19 July 2019

Shazam for Moles

Insights

Shazam, the music app, is so old (20 years old believe it or not), some younger folk may not even recognise it. It is a machine learning, AI type app where you can point your mobile phone towards some music you love, but can’t recognise the artist and/or song title, and it will immediately tell you what you are actually listening to.

So ‘Shazam for Moles’ is, you might think, an app that you can point your mobile phone camera at and it will tell you what mole you are looking at?

Very nearly.

DermEngine is a workflow management and a AI driven knowledgebase of skin cancers for Doctors, from a Canadian founded, Australian funded startup called MetaOptima.

It’s foundation idea is simple.

Build an ever increasing database of diagnosed skin cancers globally in one place with a highly accessible and integratable system driven largely by mobile phone app and camera utility, to make the decisions around diagnosing skin cancers, particularly in a general practice setting, much faster, easier and cheaper via machine learning and AI.

The DermEngine database is cloud based and quickly accessible on any system, mobile or desktop. You can use an inexpensive dermatoscope attachment to your phone to photograph your patient’s moles (either one manufactured by MetaOptima called a MoleScope or a plethora of others on the market) to take your photos, store them, compare them now and at a later time, with the worlds largest database of images to help your newly informed decision.

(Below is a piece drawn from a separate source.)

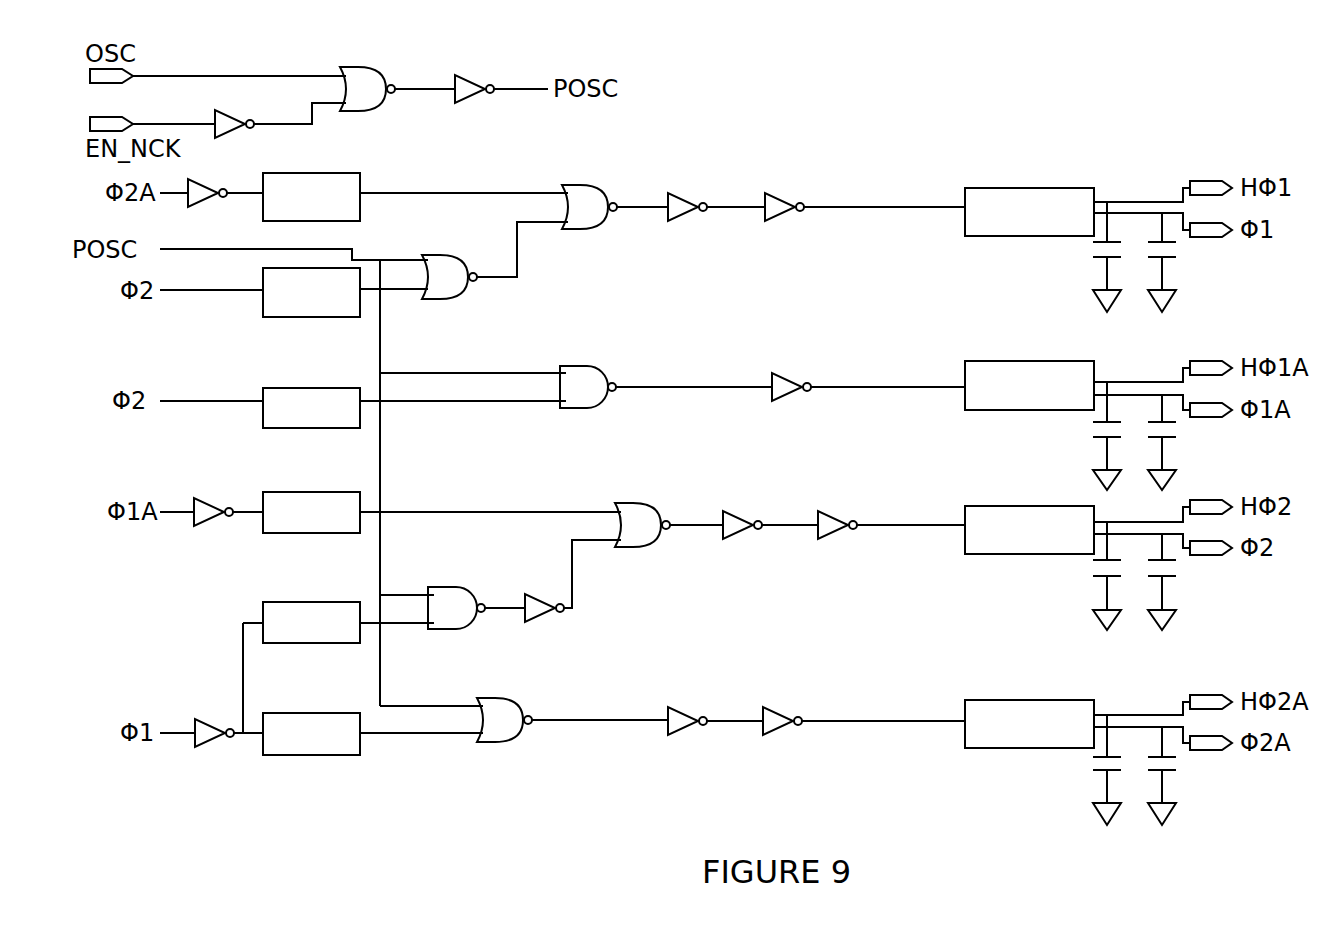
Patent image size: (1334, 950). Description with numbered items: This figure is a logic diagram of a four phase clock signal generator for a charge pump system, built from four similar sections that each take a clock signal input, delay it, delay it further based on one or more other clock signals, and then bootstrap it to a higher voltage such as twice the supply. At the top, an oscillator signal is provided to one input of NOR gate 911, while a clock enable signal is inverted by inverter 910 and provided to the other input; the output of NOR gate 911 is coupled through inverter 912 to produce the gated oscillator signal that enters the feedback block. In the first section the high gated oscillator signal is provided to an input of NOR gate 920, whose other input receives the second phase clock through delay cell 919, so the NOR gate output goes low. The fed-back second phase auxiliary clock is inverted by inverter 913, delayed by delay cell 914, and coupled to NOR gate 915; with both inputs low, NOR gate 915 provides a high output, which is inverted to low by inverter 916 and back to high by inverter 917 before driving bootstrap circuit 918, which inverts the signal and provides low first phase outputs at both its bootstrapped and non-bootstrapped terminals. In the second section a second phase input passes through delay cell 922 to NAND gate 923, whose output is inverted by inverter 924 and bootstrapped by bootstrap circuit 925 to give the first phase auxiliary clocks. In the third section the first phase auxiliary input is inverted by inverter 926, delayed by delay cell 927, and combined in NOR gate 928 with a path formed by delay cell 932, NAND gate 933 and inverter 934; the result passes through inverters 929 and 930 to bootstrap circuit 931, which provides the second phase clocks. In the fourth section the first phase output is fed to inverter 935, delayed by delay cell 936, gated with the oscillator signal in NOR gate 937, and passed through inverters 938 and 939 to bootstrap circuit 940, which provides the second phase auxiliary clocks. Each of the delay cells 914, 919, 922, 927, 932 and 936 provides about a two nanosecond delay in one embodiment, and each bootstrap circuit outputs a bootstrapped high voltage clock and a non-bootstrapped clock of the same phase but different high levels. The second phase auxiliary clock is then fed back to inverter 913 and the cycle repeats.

When one doctor told local MetaOptima General Manager, Peter Birch, when it was demonstrated, “oh, I get it, it’s shazam for moles”, the phrase immediately stuck, for obvious reasons.

The system also integrates with major pathology systems, and with most of the patient management systems servicing doctors.

As a cloud-based system, DermEngine has been available world-wide for over 4 years, but in the past 12 months has established a quickly expanding local office to service the Australian and GP population, but you quickly get the sense that it’s coming to a practice near you in the not too distant future. There are strong indications that some of the bigger corporates might be picking up the technology and rolling it out en masse to many of their practices as one of the many newly emerging upstream services that they will be able to offer to add to their base revenue platforms.

And it’s already being picked up by some of the major skin clinics, as they migrate their more expensive older technology . Some of the more advanced older systems can cost from $150,000 to $300,000 whereas the accuracy of DermEngine is now available to most practices for a fraction of this cost.

Birch emphasises in his pitch that Dermengine is not for diagnosis, it is for clinical decision support.

“It’s a sort of fast evolving online encyclopaedia of skins cancers at your finger tips, or at the end of your mobile”, he told the Wild Health Summit in Sydney recently.

A couple of other reasons to think this business might be going places. If you think about its centralised database and AI model – MetaOptima’s IP resides in a few complex algorthms that are constantly being tweaked by MetaOptima’s scientists, to compare images – then you have a classic case of a “network effect” type business. That is, the more data that gets sent to the middle, the smarter the whole ecosystem of becomes, and the more valuable it becomes to every user, until it’s the biggest and only one you can really use.

The business is backed in Australia by one of our smartest local VCs, Airtree  Ventures, the principal of which is Daniel Petre, of ex Microsoft fame. Airtree Ventures other investments include the highly rated healthcare appointment engine business Hotdoc, and one of only two Australia software unicorns by valuation, the Adobe Design busting self serve cloud design business Canva.

And if you need any more intrigue to get you to check out this business, they are promising early next year the ability to generate a total body 3D map within two minutes, using a drone driven by the power of AI and the simple push of a button. Can’t wait for that one.